Wednesday, July 18, 2018

Indian Takeaway - More Tales

The order, Rick Wakeman said, was for chicken vindaloo, rice pilau, six papadums, bhindi bhaji, Bombay aloo, and a stuffed paratha. This was November 1973 and Yes had sold out the Manchester Free Trade Hall for a performance of Tales From Topographic Oceans. The album consisted of four songs that rolled gently together, over four sides of vinyl, for 83 minutes. "There were a couple of pieces where I hadn't got much to do, and it was all a bit dull. During every show, a keyboard tech reclined underneath Wakeman's Hammond organ, ready to fix broken hammers or ribbons and to "continually hand me my alcoholic beverages." That night in Manchester, the tech asked the bored Wakeman what he wanted to eat after the show. Wakeman, the lone carnivore in Yes, ordered the curry. "Half the audience were in narcotic rapture on some far-off planet," Wakeman wrote in his 2007 memoir, "and the other half were asleep, bored shitless."

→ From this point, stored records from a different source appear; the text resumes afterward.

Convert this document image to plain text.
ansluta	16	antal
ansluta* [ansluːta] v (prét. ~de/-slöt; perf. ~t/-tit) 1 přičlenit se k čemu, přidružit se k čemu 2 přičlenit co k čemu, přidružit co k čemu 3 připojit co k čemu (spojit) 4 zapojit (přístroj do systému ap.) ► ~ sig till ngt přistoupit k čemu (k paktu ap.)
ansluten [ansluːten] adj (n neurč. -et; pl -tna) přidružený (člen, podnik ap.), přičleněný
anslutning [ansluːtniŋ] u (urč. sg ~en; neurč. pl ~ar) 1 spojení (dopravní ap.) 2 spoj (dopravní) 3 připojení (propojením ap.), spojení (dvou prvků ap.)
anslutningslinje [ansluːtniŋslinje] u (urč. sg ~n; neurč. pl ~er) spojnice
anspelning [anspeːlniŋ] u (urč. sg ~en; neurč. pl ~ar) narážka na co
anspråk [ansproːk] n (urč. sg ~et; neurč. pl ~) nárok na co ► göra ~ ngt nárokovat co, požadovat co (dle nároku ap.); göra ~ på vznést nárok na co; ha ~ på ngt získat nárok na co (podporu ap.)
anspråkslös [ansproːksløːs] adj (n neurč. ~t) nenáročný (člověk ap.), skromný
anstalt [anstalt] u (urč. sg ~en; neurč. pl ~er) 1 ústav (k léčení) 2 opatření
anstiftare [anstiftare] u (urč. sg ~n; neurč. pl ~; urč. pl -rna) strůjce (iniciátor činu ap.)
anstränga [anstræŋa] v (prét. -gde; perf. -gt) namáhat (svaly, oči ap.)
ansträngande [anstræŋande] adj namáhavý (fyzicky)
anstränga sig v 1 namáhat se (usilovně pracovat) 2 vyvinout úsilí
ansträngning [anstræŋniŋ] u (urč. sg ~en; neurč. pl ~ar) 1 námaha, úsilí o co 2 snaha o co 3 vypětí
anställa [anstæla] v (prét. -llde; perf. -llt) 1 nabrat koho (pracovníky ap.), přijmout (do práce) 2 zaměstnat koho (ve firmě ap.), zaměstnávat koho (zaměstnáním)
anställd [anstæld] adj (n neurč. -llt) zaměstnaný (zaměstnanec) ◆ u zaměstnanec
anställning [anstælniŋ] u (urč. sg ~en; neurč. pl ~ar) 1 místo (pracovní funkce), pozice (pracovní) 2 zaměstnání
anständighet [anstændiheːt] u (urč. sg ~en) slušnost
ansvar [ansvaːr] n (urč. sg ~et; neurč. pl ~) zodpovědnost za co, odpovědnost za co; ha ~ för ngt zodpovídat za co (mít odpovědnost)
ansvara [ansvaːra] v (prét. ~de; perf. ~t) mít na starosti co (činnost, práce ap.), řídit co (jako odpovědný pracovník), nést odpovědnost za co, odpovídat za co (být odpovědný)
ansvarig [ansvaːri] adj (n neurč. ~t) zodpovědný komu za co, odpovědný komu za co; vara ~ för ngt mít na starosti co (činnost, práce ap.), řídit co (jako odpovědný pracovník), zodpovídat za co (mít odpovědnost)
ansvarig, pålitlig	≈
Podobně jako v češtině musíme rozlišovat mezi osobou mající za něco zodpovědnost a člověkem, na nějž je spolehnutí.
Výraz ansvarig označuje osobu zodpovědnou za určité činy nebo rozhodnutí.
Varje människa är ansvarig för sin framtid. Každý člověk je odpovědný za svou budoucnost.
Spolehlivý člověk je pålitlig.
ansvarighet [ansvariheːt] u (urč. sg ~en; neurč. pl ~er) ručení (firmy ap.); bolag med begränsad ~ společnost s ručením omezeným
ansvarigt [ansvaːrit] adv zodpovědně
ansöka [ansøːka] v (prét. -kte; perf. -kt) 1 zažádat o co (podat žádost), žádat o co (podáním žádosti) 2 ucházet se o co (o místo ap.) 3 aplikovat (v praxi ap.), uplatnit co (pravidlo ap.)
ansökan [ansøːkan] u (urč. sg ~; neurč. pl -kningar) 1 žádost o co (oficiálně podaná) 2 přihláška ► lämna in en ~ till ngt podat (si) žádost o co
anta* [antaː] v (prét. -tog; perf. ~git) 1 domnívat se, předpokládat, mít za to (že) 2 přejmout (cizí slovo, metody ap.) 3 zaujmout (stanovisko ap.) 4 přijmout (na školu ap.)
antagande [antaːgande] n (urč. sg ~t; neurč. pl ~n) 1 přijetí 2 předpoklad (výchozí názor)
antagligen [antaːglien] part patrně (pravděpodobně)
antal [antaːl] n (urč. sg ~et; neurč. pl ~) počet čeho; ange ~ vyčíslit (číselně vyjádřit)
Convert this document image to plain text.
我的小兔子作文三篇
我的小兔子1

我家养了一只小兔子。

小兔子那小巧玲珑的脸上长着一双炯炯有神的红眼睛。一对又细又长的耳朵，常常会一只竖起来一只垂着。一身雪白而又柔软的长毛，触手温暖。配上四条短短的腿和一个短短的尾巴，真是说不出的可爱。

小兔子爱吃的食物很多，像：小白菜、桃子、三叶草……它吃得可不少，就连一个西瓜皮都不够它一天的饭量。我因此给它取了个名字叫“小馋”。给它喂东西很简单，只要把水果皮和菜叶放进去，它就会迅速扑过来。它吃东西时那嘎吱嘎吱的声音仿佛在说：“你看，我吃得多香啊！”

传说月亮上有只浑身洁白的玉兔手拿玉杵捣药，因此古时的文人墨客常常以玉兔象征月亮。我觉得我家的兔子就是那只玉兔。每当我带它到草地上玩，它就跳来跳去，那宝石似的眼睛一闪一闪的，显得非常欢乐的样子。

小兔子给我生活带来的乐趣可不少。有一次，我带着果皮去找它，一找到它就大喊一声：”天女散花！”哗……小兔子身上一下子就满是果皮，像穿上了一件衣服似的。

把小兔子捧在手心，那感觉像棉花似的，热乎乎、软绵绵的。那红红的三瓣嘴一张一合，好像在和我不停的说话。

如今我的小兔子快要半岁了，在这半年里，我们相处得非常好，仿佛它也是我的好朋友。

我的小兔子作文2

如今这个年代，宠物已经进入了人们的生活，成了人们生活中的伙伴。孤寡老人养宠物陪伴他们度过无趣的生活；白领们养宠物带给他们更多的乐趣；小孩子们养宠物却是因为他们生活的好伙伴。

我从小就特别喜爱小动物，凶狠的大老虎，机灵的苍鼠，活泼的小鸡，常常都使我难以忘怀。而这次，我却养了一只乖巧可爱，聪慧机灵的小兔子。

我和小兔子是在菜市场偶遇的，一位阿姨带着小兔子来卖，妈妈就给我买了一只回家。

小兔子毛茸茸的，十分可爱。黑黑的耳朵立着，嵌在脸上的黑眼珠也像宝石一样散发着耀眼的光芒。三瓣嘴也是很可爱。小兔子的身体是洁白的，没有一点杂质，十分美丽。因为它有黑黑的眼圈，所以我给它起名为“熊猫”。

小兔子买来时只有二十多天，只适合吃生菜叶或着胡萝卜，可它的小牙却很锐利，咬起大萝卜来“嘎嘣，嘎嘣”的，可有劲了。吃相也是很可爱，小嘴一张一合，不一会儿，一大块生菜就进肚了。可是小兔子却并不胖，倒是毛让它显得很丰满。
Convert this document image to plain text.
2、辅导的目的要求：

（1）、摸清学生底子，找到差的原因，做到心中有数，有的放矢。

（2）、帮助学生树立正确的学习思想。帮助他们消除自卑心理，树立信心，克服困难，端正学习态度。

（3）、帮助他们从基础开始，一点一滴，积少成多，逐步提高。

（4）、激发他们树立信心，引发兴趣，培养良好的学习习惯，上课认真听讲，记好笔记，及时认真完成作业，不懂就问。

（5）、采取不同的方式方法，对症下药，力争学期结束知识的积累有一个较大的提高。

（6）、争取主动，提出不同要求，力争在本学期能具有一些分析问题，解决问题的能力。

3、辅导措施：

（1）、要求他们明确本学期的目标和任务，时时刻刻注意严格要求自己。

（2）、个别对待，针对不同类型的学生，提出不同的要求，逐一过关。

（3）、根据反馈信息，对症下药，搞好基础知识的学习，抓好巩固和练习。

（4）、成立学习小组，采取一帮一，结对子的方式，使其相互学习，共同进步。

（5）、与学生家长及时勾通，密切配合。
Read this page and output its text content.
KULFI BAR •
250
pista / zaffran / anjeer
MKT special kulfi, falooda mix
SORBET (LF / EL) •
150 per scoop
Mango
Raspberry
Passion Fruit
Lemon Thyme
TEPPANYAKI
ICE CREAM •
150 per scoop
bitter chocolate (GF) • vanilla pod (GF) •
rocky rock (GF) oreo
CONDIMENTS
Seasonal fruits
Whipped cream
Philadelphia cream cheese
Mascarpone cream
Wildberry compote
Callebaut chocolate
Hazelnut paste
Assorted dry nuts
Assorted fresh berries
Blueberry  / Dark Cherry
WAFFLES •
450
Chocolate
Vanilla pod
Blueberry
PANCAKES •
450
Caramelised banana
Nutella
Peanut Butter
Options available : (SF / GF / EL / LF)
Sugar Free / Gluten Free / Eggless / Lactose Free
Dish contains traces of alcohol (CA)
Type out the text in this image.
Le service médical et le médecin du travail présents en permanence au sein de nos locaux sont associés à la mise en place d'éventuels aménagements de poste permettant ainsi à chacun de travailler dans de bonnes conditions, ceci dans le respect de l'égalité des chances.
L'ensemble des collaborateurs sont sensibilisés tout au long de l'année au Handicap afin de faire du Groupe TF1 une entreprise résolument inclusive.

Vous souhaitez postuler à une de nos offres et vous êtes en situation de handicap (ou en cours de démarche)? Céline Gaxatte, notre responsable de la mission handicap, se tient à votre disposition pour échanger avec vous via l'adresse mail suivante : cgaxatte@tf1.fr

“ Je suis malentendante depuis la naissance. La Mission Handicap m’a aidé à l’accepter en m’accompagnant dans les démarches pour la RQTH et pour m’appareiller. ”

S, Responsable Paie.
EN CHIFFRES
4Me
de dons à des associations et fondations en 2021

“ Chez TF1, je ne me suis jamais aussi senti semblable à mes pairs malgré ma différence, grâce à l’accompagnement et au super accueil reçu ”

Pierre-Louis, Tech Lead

Wakeman kept on at the keyboards, adding gossamer organ melodies and ambient passages to the songs. And then, around 30 minutes later, his tech started handing up "little foil trays" of curry, and Wakeman began placing them on the keyboards. "I still didn't have a lot to do," he wrote, "so I thought I might as well tuck in." The food was obscured by the instrument stacks, further obscured by Wakeman's cape, but the aroma danced over to Yes's lead singer, Jon Anderson. He took a good look at the culinary insult. Shrug. Papadum in hand, he returned to his microphone to sing his next part.